The weak May jobs report is the latest piece of evidence that the economy's soft patch is proving even softer than feared. The slowdown in job creation reflected weakness across the board. There was no one culprit to single out. Supply-chain problems from Japan's natural disaster probably explain the 3,000 jobs lost in autos, but that was a trivial contributor to the overall slowdown.
It now seems likely that second-quarter GDP growth (we expect 2.0%) will be little different from the first (1.8%).
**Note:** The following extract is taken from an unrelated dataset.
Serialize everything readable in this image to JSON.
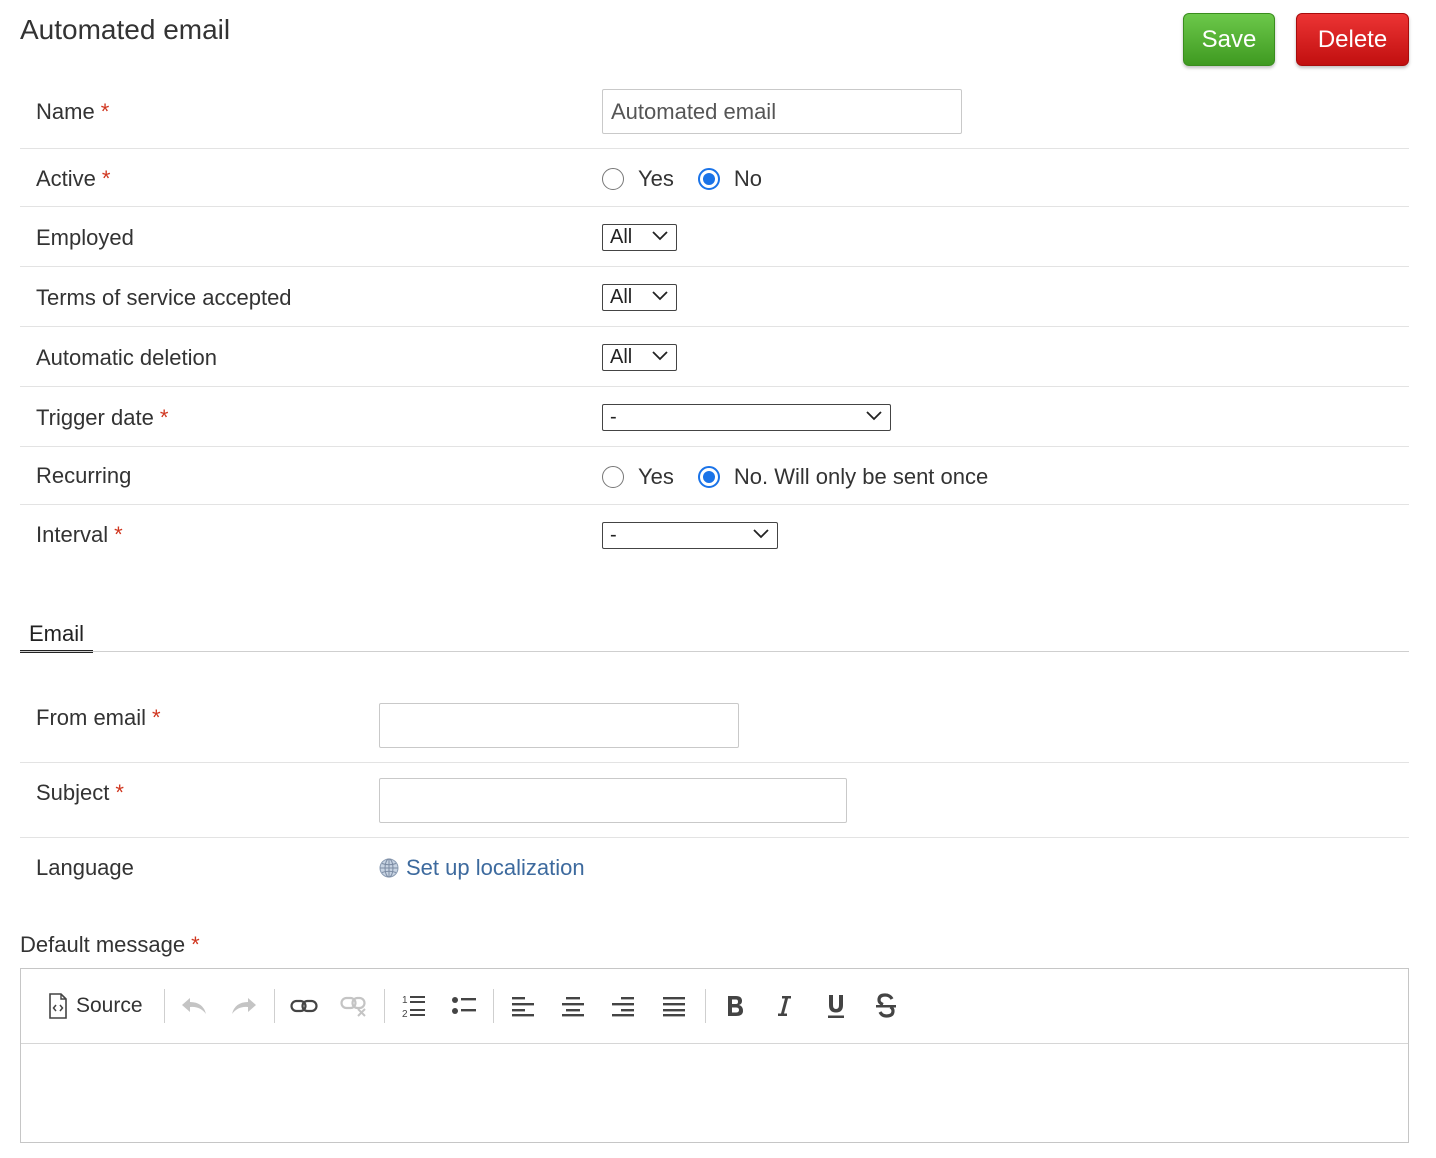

We still believe that the current soft patch represents a bump in the road on a prolonged and subdued recovery, rather than the precursor of a double dip.
Pressures from rising commodity costs, plus supply-chain disruptions from Japan's natural disaster, and extreme weather domestically have combined to slow the economy's momentum.
But downside risks have become more troubling, and our calendar-year forecasts for GDP growth have been reduced to 2.5% for 2011 (from 2.7%) and 2.7% for 2012 (from 2.9%).
The upcoming week will be light on economic releases. The Trade Balance report is the only one we are singling out for special attention. We expect the trade deficit to narrow to $46.4 billion in April, from $48.2 billion in March.
Implications
March saw big jumps in both export and import volumes, so we should expect a correction in April ? but imports will probably drop more than exports. Automotive imports should drop as the disruptions from the Tohoku earthquake resonate. We also expect oil import volumes to drop, but higher oil prices should mean that the oil import bill decreases only slightly. Trade was roughly neutral for growth in the first quarter of 2011; it should be a plus for the second quarter. Strong export growth remains one of the few major drivers of growth.